Livello decisamente infantile
Il nulla è di destra, il niente è di sinistra, ma anche viceversa.
Il maceratese medio, come qualsiasi persona ancorata a una visione provinciale o poco esposta alla profondità culturale, potrebbe non apprezzare Gioachino Belli per diversi motivi. Belli, poeta romano del XIX secolo, è noto per i suoi sonetti in dialetto romanesco, che dipingono con cruda ironia e acume la società dell’epoca, spesso smascherando ipocrisie e vizi umani. Ecco alcune riflessioni sul perché potrebbe non essere apprezzato:
Barriera linguistica: Il romanesco di Belli, pur essendo accessibile con un po’ di sforzo, può risultare ostico per chi non è abituato a dialetti diversi dal proprio. Un maceratese potrebbe trovare faticoso immergersi in un linguaggio che, seppur italiano, è lontano dal suo parlato quotidiano.
Contenuto scomodo: Belli non è un poeta “leggero”. I suoi versi, spesso caustici, sboccati e pieni di critica sociale, possono urtare chi cerca nella poesia solo bellezza formale o escapismo. Il maceratese medio, se “mediocre” nel senso di poco incline all’analisi critica, potrebbe preferire opere più immediate o meno provocatorie.
Mancanza di contesto: Senza una conoscenza della Roma papalina e delle sue dinamiche sociali, molti riferimenti nei sonetti di Belli possono sfuggire. A Macerata, dove la storia locale e le tradizioni marchigiane dominano l’immaginario culturale, il contesto di Belli potrebbe sembrare distante e poco rilevante.
Pregiudizi sul dialetto: In alcune realtà di provincia, il dialetto è visto come un segno di cultura “bassa” o popolare, non degna di attenzione letteraria. Belli, che eleva il romanesco a strumento di alta poesia, potrebbe essere snobbato da chi non riconosce la dignità artistica del dialetto.

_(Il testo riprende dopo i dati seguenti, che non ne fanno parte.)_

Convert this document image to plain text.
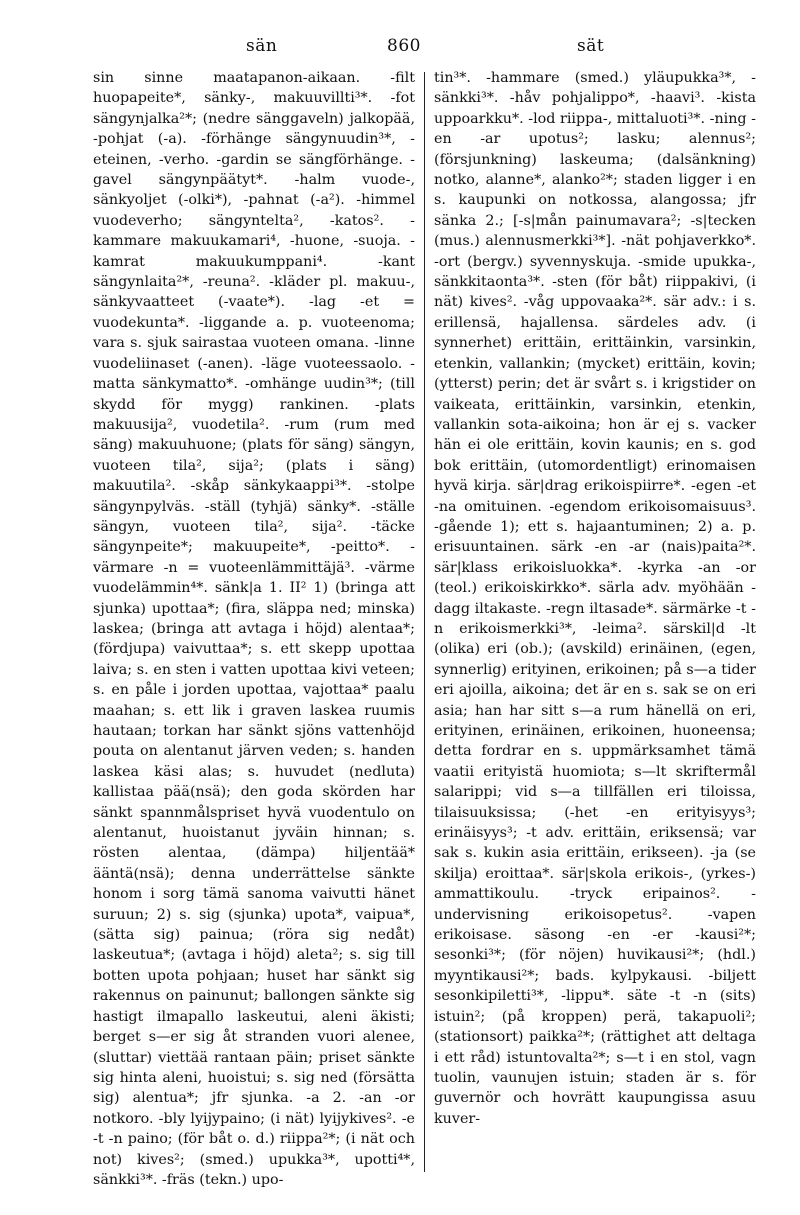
sän	860	sät

sin sinne maatapanon-aikaan. -filt huopapeite*, sänky-, makuuvillti³*. -fot sängynjalka²*; (nedre sänggaveln) jalkopää, -pohjat (-a). -förhänge sängynuudin³*, -eteinen, -verho. -gardin se sängförhänge. -gavel sängynpäätyt*. -halm vuode-, sänkyoljet (-olki*), -pahnat (-a²). -himmel vuodeverho; sängyntelta², -katos². -kammare makuukamari⁴, -huone, -suoja. -kamrat makuukumppani⁴. -kant sängynlaita²*, -reuna². -kläder pl. makuu-, sänkyvaatteet (-vaate*). -lag -et = vuodekunta*. -liggande a. p. vuoteenoma; vara s. sjuk sairastaa vuoteen omana. -linne vuodeliinaset (-anen). -läge vuoteessaolo. -matta sänkymatto*. -omhänge uudin³*; (till skydd för mygg) rankinen. -plats makuusija², vuodetila². -rum (rum med säng) makuuhuone; (plats för säng) sängyn, vuoteen tila², sija²; (plats i säng) makuutila². -skåp sänkykaappi³*. -stolpe sängynpylväs. -ställ (tyhjä) sänky*. -ställe sängyn, vuoteen tila², sija². -täcke sängynpeite*; makuupeite*, -peitto*. -värmare -n = vuoteenlämmittäjä³. -värme vuodelämmin⁴*. sänk|a 1. II² 1) (bringa att sjunka) upottaa*; (fira, släppa ned; minska) laskea; (bringa att avtaga i höjd) alentaa*; (fördjupa) vaivuttaa*; s. ett skepp upottaa laiva; s. en sten i vatten upottaa kivi veteen; s. en påle i jorden upottaa, vajottaa* paalu maahan; s. ett lik i graven laskea ruumis hautaan; torkan har sänkt sjöns vattenhöjd pouta on alentanut järven veden; s. handen laskea käsi alas; s. huvudet (nedluta) kallistaa pää(nsä); den goda skörden har sänkt spannmålspriset hyvä vuodentulo on alentanut, huoistanut jyväin hinnan; s. rösten alentaa, (dämpa) hiljentää* ääntä(nsä); denna underrättelse sänkte honom i sorg tämä sanoma vaivutti hänet suruun; 2) s. sig (sjunka) upota*, vaipua*, (sätta sig) painua; (röra sig nedåt) laskeutua*; (avtaga i höjd) aleta²; s. sig till botten upota pohjaan; huset har sänkt sig rakennus on painunut; ballongen sänkte sig hastigt ilmapallo laskeutui, aleni äkisti; berget s—er sig åt stranden vuori alenee, (sluttar) viettää rantaan päin; priset sänkte sig hinta aleni, huoistui; s. sig ned (försätta sig) alentua*; jfr sjunka. -a 2. -an -or notkoro. -bly lyijypaino; (i nät) lyijykives². -e -t -n paino; (för båt o. d.) riippa²*; (i nät och not) kives²; (smed.) upukka³*, upotti⁴*, sänkki³*. -fräs (tekn.) upo-

tin³*. -hammare (smed.) yläupukka³*, -sänkki³*. -håv pohjalippo*, -haavi³. -kista uppoarkku*. -lod riippa-, mittaluoti³*. -ning -en -ar upotus²; lasku; alennus²; (försjunkning) laskeuma; (dalsänkning) notko, alanne*, alanko²*; staden ligger i en s. kaupunki on notkossa, alangossa; jfr sänka 2.; [-s|mån painumavara²; -s|tecken (mus.) alennusmerkki³*]. -nät pohjaverkko*. -ort (bergv.) syvennyskuja. -smide upukka-, sänkkitaonta³*. -sten (för båt) riippakivi, (i nät) kives². -våg uppovaaka²*. sär adv.: i s. erillensä, hajallensa. särdeles adv. (i synnerhet) erittäin, erittäinkin, varsinkin, etenkin, vallankin; (mycket) erittäin, kovin; (ytterst) perin; det är svårt s. i krigstider on vaikeata, erittäinkin, varsinkin, etenkin, vallankin sota-aikoina; hon är ej s. vacker hän ei ole erittäin, kovin kaunis; en s. god bok erittäin, (utomordentligt) erinomaisen hyvä kirja. sär|drag erikoispiirre*. -egen -et -na omituinen. -egendom erikoisomaisuus³. -gående 1); ett s. hajaantuminen; 2) a. p. erisuuntainen. särk -en -ar (nais)paita²*. sär|klass erikoisluokka*. -kyrka -an -or (teol.) erikoiskirkko*. särla adv. myöhään -dagg iltakaste. -regn iltasade*. särmärke -t -n erikoismerkki³*, -leima². särskil|d -lt (olika) eri (ob.); (avskild) erinäinen, (egen, synnerlig) erityinen, erikoinen; på s—a tider eri ajoilla, aikoina; det är en s. sak se on eri asia; han har sitt s—a rum hänellä on eri, erityinen, erinäinen, erikoinen, huoneensa; detta fordrar en s. uppmärksamhet tämä vaatii erityistä huomiota; s—lt skriftermål salarippi; vid s—a tillfällen eri tiloissa, tilaisuuksissa; (-het -en erityisyys³; erinäisyys³; -t adv. erittäin, eriksensä; var sak s. kukin asia erittäin, erikseen). -ja (se skilja) eroittaa*. sär|skola erikois-, (yrkes-) ammattikoulu. -tryck eripainos². -undervisning erikoisopetus². -vapen erikoisase. säsong -en -er -kausi²*; sesonki³*; (för nöjen) huvikausi²*; (hdl.) myyntikausi²*; bads. kylpykausi. -biljett sesonkipiletti³*, -lippu*. säte -t -n (sits) istuin²; (på kroppen) perä, takapuoli²; (stationsort) paikka²*; (rättighet att deltaga i ett råd) istuntovalta²*; s—t i en stol, vagn tuolin, vaunujen istuin; staden är s. för guvernör och hovrätt kaupungissa asuu kuver-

Esposizione limitata: Se il maceratese medio non ha avuto occasione di studiare Belli a scuola o di incontrarlo in contesti culturali locali, è improbabile che lo apprezzi spontaneamente. La sua opera, pur straordinaria, non è mainstream come Dante o Petrarca.
Detto questo, non è una questione esclusiva del maceratese: chiunque, senza curiosità o apertura, potrebbe non cogliere la genialità di Belli. La sua grandezza sta nell’universalità della sua critica umana, ma richiede un lettore disposto a sporcarsi le mani con la sua ironia tagliente.
La Sanità sta andando a rotoli, le strade sono una gruviera, la scuola sta peggio eloro, ben pagati, che fanno? Perdono tempo a scagnarare su una frase, sicuramente brutta e infelice, un antico modo di dire, che trenta anni fa non avrebbe scandalizzato nessuno. Questo perchè solo per fare liti e accaparrare voti sia quelli di destra che quelli di sinistra si confontano su queste idiozie, brutte da sentirsi, ma idiozie.